Tuesday, April 21, 2015

The Addiction of Too Much



Today I had a pivotal moment – something I have been working towards for several months now, something that I have really struggled to attain – a moment of boredom.  Well, perhaps not boredom… but for a few minutes, I had nothing to do.  This was a victory.

You see, I used to be bored all the time, and I enjoyed it.  I was single, so my days were work, go home and chill out reading or watching tv.  On the weekends I would hang with friends.  Oh there were the occasional episodic drama moments in life, but generally… that was it.  Until about 5 years ago.  Let’s run down the last five years and then laugh as we compare it to what I just wrote.
  • 2010 – I met my future husband, married him, and before the year was out we were expecting our first child.  That was a big year.
  • 2011 – The first year of marriage coupled with pregnancy hormones.  Fun.  I worked until about 2 months before the baby and then quit my job forever (that was a great moment!).  Then the baby came, and the first few months were a bit of a struggle for some tedious reasons I won't go into at the moment.  But we all made it through and sallied forth.
  • 2012 – The first part of the year was almost mellow, and I foolishly thought things were calming down, so I decided to start an intermediate course in herbalism.
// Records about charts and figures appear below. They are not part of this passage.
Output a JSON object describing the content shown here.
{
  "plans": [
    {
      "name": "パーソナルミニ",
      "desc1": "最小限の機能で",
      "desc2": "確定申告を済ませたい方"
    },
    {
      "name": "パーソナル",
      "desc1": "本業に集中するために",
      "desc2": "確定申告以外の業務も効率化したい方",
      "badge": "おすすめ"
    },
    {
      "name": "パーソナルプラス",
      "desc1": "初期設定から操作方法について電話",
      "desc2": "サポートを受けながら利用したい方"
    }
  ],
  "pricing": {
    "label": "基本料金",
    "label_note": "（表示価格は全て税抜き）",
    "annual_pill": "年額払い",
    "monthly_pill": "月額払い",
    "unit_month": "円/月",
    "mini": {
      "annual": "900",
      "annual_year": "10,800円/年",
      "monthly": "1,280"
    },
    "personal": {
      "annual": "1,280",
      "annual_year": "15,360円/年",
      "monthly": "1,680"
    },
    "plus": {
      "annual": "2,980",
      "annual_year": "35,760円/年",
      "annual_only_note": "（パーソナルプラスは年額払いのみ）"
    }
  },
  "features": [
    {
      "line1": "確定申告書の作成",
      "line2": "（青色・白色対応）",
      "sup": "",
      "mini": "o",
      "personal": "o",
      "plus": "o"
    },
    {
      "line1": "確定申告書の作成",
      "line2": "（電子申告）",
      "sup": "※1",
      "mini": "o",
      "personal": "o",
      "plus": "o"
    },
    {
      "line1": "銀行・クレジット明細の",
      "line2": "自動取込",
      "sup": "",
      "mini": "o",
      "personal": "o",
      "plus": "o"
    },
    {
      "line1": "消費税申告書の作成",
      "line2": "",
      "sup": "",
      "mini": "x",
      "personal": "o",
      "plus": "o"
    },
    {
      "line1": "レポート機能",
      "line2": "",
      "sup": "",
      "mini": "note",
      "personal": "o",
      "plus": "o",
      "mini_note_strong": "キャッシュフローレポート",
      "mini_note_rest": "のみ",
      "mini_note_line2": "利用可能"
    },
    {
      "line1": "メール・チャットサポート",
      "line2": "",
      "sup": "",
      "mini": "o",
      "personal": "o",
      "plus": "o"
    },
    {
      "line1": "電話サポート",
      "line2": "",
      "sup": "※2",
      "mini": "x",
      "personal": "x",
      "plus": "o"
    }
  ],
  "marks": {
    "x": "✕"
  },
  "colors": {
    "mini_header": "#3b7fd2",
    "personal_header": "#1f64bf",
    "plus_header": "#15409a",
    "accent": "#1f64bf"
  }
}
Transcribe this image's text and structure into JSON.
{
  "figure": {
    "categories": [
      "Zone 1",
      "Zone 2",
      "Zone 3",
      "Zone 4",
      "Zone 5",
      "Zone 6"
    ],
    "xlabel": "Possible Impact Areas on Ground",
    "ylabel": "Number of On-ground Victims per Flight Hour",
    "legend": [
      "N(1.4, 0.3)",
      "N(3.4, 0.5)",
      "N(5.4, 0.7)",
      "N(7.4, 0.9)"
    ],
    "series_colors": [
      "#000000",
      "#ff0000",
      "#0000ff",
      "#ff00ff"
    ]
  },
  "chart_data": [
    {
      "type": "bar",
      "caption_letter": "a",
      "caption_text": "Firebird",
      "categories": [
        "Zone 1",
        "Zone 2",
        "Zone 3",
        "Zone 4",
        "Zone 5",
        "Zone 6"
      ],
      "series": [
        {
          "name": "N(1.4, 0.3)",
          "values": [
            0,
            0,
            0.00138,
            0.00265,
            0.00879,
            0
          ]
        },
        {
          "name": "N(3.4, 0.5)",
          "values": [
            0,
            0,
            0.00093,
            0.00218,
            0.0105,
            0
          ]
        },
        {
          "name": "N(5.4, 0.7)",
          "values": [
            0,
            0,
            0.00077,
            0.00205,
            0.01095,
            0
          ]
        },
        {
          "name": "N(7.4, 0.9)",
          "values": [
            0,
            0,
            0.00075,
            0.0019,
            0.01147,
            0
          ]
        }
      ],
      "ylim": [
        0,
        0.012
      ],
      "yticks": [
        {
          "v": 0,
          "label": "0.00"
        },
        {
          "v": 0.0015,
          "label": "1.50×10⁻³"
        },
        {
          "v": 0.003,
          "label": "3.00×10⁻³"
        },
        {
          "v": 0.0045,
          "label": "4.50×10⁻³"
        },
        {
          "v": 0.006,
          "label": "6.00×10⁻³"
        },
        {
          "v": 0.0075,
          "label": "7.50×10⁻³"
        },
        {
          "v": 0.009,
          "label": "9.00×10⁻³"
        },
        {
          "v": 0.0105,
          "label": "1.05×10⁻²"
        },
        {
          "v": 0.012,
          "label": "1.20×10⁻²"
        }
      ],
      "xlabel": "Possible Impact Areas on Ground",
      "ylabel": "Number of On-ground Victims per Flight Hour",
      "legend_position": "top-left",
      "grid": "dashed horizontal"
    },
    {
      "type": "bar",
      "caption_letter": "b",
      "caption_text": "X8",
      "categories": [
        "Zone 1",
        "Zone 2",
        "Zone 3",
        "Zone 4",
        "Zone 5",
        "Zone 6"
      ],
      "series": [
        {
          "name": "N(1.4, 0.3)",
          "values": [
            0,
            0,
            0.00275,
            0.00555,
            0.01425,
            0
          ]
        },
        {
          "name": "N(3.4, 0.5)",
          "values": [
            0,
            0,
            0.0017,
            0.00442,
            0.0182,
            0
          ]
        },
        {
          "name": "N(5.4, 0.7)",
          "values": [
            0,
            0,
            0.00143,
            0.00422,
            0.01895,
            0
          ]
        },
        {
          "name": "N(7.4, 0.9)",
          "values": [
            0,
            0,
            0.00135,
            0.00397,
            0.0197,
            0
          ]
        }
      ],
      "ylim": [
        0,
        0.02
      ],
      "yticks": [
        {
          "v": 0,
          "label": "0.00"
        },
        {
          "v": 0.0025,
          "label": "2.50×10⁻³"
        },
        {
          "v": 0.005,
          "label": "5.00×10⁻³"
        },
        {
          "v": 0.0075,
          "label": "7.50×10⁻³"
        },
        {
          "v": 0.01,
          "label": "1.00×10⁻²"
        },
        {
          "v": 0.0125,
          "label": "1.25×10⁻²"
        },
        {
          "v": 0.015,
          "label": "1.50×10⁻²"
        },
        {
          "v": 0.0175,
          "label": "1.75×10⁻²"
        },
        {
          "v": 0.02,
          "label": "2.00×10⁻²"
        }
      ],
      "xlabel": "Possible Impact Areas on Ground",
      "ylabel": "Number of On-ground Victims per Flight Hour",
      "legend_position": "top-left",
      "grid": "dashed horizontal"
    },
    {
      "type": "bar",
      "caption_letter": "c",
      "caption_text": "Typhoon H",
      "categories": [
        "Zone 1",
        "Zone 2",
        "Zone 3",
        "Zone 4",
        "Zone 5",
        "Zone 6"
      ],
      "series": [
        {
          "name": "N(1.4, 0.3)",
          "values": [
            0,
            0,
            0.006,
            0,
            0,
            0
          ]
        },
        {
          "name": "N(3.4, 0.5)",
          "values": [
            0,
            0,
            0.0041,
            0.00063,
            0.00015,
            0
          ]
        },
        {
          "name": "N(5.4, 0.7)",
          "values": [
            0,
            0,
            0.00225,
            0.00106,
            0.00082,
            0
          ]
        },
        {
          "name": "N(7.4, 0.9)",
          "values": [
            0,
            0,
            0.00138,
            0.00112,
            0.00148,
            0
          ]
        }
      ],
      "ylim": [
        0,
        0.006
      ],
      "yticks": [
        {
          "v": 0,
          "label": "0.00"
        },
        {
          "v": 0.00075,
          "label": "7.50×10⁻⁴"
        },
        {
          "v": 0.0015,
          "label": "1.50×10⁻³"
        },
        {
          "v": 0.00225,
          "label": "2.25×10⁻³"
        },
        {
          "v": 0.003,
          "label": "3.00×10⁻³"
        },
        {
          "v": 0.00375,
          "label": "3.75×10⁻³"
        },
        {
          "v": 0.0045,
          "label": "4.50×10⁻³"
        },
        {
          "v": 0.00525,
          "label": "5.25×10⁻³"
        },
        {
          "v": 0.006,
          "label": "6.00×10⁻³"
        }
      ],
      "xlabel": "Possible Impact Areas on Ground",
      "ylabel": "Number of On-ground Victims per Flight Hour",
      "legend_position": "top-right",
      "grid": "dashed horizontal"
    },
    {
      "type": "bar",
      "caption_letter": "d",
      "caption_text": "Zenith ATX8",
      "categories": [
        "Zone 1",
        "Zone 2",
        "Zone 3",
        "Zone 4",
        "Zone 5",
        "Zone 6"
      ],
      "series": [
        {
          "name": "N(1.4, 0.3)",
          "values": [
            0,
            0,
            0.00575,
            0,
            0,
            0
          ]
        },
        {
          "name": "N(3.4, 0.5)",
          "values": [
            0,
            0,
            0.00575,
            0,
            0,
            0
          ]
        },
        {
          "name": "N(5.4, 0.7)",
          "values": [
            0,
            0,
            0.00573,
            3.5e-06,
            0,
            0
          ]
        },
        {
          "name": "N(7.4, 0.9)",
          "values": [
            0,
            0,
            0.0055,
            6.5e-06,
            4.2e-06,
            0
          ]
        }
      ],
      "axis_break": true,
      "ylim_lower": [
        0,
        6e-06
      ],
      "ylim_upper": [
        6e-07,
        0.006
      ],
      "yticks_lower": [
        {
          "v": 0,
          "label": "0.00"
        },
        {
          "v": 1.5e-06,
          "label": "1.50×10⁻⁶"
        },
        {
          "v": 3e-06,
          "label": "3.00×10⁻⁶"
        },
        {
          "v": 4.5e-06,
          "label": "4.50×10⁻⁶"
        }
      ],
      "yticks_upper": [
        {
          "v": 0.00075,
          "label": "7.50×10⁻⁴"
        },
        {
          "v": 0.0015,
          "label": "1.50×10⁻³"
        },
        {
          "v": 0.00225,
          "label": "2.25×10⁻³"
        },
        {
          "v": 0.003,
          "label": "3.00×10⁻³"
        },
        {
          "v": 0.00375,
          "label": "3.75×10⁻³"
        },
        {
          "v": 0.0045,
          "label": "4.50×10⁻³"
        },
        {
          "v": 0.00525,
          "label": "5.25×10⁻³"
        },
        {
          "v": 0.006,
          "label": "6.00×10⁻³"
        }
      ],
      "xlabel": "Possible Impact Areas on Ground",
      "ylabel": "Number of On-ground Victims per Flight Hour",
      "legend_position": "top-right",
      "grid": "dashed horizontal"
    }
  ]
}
Until baby #1 turned one year old and I realized then that baby #2 was on the way.  Then we (and about 70% of our possessions) had to move out of our house for a month for some desperate repairs.  Then move back in.
  • 2013 – In hindsight, this was a year of peace.  Despite regular ups and downs, the arrival of baby #2 was smooth and we had a wonderful transition.  I wrapped up my course and opened up a small (very small) little business in herbal goodness.  Amazingly the school that I learned under wanted to hire me as an instructor!  AND take advanced work in aromatherapy!  How could I resist that?  But by December we knew things were about to change…
  • 2014 – The Year of the Big Move.  We completely uprooted and took a gamble on a new job in a much, much larger city.  Really, it was a smooth transition and the move has been a great step for us, but it still, any huge change has its toll on both the family unit and the individuals.  I continued to work and study and my entrance into our new city was invigorating to say the least.  I wanted to do EVERYTHING.  Learn! Teach! Open multiple businesses! Blog! the list really was extensive…and insane.  Because somehow I had translated the sweetness of pipe dreams into attempting to do "all the things" in a very literal sense.  By the end of the year I was completely burned out and overwhelmed with everything I was trying to do. And I might add, I wasn't doing any of these things particularly well.
And this little summary really covers just the basics – there is so much it doesn’t cover.  But what I really can’t communicate is the incessant (and needless) DRIVE I increasingly felt.  I don’t know if it stemmed from years of working, and guilt that I was staying home with my children.  Or did I feel like I had no value in what I was doing and kept looking for more?  Or somewhere along the way did this person who used to value “quiet time” no longer face an empty moment or peaceful silence.  I’m not sure what happened but that is what I had become.  Afraid of stillness, suspicious of silence, and ceaseless busy – yet often without purpose.  But filling my time entirely wasn’t working.  I was spinning my wheels without actually getting anything done.  I was frantic to accomplish something, anything, and yet the reality was I was doing too much without intention, so nothing was satisfying or complete.  And what was worse, I had the nagging feeling that my girls' sweet baby years were sweeping by me, unnoticed.  It wasn't that I was too busy (or mothers everywhere would be guilty of the same problem), it was my attitude and approach to that busyness.  I was entirely and completely self-absorbed.  I need to stop and smell the flowers, but I wasn't sure how...or even if...I could pull myself from the brink.  It was an addiction, and it was foul.